Jason Köhne: Apartheid Was Akin To Letting A Homeless Person In Your House And Restricting Their Bathroom Usage

In the May 30, 2019 episode of The After Party, Jason Köhne (a.k.a. “NoWhiteGuilt”) and Jared George (a.k.a. “The Great Order”) had South African white nationalist Simon Roche as a guest to fret about the fictional white genocide plaguing South Africa. Roche, of course, attended the “Unite the Right” rally and has deep ties to American white supremacists.

Last year Roche had a supporting role in Lauren Southern’s pseudo-documentary Farmlands.

During the episode Köhne, who styles himself as something of a white power self-help guru, justified the conquest of South Africa, Australia, and the Americas. As he told viewers, there “was no country to be stolen when our people showed up in South Africa. There was no country to be stolen when our people showed up in the U.S., or when our people showed up in Australia.”

People who harbor pro-colonialist and imperialist attitudes often rely on ahistorical claims about indigenous populations of nations conquered by whites. This includes the “empty land” myth of South Africa. Yet Köhne appears to go even further by implying that the land was not occupied by indigenous people in North America or Australia — or that it simply didn’t count.

“We built Western civilization,” he whined. “We built those countries. When they say to you, ladies and gentlemen, that these countries are a nation of immigrants you say wrong, these countries are ours because they exist in our hearts and our spirits before they exist in the real world.” No, I have no clue what that means either.

He then argued that South African apartheid was a benevolent system, and that black South Africans were nothing but ungrateful savages. Köhne explained:

You have a house. Or you live in [an] apartment. And under the goodness of your heart, you decide to take in a homeless person. And yet, you’re going to restrict that homeless person’s use of your home. You’re gonna say, “Well, you can use this as your bedroom, you can use that as your bathroom, you can put your things in this part of the refrigerator or that cabinet.” That, ladies and gentlemen, is what apartheid is. That is what segregation is. When you invite strangers in and you say that you can have these portions because of my benevolence toward you.

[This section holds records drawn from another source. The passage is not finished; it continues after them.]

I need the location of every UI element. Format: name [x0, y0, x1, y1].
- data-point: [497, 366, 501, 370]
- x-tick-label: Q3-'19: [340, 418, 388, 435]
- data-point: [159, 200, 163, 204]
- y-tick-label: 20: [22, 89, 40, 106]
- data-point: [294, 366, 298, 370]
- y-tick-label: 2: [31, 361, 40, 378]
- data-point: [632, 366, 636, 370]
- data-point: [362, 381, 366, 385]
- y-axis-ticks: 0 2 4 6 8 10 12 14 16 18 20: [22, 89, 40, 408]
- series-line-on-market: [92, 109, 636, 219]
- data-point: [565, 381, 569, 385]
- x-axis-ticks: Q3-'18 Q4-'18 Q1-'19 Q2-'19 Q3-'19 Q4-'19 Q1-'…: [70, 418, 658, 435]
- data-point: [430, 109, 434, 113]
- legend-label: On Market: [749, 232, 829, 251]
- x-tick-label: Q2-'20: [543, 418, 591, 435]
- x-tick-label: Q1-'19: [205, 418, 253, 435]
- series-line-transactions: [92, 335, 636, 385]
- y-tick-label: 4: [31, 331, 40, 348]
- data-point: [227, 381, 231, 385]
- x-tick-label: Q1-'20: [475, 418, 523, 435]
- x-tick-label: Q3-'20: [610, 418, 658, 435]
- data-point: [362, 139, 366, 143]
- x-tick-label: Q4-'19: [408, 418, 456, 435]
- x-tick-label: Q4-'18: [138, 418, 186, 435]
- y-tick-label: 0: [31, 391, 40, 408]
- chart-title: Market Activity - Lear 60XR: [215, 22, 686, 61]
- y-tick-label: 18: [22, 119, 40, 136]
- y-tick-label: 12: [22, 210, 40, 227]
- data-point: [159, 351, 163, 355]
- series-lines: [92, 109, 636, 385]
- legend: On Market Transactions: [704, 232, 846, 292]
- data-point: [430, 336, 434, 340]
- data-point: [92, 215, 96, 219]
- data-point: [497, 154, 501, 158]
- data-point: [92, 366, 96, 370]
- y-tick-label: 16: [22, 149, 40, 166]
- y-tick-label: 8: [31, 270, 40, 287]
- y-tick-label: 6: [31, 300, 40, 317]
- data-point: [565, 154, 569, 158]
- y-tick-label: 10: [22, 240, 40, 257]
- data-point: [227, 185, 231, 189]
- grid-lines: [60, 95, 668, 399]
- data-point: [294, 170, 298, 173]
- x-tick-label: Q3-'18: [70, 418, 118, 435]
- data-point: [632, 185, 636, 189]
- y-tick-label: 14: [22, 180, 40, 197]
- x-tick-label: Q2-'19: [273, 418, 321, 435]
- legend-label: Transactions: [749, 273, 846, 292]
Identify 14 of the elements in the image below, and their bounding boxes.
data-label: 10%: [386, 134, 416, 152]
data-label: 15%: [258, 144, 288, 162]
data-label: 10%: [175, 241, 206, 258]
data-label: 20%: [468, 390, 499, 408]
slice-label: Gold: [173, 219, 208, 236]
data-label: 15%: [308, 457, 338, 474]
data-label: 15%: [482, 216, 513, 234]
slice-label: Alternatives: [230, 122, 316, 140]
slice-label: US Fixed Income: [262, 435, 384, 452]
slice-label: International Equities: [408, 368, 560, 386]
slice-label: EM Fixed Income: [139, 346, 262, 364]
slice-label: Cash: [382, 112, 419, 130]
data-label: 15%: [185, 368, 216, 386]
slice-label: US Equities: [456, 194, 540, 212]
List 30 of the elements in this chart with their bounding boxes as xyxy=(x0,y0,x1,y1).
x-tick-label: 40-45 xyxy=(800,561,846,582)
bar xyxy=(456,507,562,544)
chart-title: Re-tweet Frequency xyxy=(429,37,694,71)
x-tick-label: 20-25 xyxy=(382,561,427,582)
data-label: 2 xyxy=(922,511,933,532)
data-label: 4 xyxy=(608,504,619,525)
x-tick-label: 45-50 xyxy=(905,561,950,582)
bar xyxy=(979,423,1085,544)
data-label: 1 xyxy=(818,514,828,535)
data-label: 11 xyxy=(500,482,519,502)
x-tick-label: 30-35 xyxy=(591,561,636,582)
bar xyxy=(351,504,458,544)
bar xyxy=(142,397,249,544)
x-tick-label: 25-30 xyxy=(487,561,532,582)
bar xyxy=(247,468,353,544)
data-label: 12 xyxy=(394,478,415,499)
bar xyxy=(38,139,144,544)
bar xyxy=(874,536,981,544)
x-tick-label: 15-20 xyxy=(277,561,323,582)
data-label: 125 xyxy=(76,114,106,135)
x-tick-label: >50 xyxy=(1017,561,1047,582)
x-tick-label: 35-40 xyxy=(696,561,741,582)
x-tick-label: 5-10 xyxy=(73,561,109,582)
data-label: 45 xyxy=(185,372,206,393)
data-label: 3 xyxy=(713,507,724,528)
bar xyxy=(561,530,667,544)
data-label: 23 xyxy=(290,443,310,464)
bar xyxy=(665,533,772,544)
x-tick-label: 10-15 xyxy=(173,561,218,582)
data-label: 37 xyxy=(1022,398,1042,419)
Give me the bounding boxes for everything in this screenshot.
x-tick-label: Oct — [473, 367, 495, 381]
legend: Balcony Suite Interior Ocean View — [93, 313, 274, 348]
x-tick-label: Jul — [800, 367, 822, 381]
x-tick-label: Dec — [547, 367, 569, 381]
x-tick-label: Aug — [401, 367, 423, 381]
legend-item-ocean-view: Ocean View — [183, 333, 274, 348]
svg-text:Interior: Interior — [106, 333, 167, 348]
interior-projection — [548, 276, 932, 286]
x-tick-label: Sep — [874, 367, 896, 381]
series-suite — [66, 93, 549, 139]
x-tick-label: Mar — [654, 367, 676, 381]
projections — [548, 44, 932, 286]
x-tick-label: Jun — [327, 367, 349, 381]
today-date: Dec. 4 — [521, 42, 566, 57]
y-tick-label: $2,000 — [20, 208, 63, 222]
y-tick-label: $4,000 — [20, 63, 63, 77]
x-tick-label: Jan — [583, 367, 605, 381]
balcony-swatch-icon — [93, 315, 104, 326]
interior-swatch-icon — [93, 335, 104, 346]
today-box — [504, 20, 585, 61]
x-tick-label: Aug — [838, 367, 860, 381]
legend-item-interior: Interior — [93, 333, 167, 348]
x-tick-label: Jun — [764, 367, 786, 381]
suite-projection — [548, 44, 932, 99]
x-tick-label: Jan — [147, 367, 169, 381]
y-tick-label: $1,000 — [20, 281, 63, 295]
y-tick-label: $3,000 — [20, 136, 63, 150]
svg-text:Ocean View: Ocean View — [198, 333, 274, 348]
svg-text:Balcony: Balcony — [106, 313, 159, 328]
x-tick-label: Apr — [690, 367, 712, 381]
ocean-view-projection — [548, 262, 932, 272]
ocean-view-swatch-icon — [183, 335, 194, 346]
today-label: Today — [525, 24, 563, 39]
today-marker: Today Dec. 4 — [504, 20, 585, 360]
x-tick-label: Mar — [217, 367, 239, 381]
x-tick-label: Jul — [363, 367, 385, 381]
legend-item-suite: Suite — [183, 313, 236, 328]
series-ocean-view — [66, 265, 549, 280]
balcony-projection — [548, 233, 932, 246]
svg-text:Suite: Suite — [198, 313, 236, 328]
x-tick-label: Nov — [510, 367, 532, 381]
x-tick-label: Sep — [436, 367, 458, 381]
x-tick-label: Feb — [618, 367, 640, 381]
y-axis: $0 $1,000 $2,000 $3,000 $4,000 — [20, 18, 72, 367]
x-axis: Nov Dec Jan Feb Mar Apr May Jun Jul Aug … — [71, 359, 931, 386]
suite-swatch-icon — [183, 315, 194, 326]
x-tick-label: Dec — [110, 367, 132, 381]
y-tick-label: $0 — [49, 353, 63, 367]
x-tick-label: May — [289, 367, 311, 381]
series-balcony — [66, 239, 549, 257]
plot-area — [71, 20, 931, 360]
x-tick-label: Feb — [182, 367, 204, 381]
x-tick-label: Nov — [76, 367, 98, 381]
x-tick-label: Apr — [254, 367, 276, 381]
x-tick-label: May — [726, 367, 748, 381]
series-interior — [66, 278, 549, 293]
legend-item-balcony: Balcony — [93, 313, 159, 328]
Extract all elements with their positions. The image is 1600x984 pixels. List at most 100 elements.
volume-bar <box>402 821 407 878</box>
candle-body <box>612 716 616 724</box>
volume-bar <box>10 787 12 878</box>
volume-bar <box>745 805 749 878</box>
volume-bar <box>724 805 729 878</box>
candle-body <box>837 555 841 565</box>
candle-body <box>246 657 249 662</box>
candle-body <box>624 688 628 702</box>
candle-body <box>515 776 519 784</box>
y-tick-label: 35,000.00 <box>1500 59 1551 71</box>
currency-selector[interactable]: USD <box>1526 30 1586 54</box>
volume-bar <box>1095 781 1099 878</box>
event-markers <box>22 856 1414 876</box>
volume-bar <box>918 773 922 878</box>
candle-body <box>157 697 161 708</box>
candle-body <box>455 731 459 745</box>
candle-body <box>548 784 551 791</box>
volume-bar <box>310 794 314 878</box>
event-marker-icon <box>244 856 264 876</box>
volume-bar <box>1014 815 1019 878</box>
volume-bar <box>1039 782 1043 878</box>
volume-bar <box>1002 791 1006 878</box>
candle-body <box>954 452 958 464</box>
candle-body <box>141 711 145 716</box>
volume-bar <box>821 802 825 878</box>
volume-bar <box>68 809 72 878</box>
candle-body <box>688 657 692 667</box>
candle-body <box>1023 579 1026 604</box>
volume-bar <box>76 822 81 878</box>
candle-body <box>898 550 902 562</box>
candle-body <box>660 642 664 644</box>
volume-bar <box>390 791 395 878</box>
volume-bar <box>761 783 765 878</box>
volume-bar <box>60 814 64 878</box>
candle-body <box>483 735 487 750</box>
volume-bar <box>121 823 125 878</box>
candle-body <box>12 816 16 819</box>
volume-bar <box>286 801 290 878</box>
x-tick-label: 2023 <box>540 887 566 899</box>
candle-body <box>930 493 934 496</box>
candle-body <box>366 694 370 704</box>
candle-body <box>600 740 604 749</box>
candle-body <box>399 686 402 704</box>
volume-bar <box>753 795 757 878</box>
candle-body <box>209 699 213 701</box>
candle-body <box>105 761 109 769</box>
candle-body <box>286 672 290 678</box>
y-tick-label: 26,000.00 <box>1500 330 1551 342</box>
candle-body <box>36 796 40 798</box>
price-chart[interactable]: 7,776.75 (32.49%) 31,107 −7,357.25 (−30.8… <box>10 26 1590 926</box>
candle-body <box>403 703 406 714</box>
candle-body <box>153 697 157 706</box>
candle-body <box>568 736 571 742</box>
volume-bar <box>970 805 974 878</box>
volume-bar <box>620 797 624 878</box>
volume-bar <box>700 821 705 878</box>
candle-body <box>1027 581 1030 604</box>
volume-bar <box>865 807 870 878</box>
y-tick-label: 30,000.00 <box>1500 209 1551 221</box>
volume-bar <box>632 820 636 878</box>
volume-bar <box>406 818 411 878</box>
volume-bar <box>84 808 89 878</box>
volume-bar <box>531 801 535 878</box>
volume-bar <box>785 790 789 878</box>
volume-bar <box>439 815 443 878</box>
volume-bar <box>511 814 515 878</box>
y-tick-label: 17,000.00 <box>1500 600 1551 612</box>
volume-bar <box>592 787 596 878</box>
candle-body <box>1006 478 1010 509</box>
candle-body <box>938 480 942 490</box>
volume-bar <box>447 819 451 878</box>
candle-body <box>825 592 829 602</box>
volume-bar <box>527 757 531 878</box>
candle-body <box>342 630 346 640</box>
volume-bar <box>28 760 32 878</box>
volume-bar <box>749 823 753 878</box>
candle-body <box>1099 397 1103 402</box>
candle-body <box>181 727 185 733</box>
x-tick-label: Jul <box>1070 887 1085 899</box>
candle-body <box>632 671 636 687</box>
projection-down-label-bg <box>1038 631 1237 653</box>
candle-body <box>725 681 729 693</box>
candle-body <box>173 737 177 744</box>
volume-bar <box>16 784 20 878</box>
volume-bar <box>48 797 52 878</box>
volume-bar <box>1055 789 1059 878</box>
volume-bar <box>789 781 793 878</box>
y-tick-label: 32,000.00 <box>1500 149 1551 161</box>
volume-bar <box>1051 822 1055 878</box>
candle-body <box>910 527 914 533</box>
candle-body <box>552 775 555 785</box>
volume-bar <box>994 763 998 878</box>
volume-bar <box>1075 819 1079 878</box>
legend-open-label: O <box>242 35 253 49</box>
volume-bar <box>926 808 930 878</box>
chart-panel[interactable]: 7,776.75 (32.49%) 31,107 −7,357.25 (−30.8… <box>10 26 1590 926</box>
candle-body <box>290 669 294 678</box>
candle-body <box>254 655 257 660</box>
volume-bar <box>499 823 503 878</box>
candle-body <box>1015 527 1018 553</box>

I think we’ve found the wrongest statement ever uttered. Black people were already living in South Africa when whites arrived. They had been living there long before the nation’s white minority instituted apartheid, which was a brutal, oppressive regime where black people were forced to live apart from whites, interracial marriage was banned, and the right of blacks to vote was heavily restricted.

Following the end of apartheid in 1994, South Africa’s Truth and Reconciliation Commission revealed gross human rights violations committed during the apartheid era. This included the savage torture and murder of Steve Biko, an anti-apartheid activist, while in police custody, targeted assassinations, and military plans to sterilize blacks and poison other anti-apartheid activists.

The system was similar to that of the Jim Crow south, in which African-Americans were rendered second-class citizens and forced to use substandard public accommodations. Interracial marriages were likewise banned, and the right of African-Americans to vote was, in practice, heavily restricted as well. Anti-segregation activists were brutalized by white police, and murdered by white supremacist terrorists.

And, of course, African-Americans impacted by Jim Crow were not like “guests” in one’s home. They were U.S. citizens with constitutional rights, whose ancestors were kidnapped and forcibly brought on a dangerous voyage to the U.S. in order to have their labor callously exploited by a wealthy, white, ruling class. It would be difficult to overestimate their legacy in building this country.

To Jason Köhne, the non-whites who live in the U.S., South Africa, and Australia are — somehow — the real interlopers. And in exchange for having dogs sicced on them, being lynched by Klansmen and cops (or both), getting sprayed by fire hoses, and beaten with batons, they should be thankful.

He is outraged over the people who inflicted those atrocities being called “evil,” and views black people asking for equality as an insult.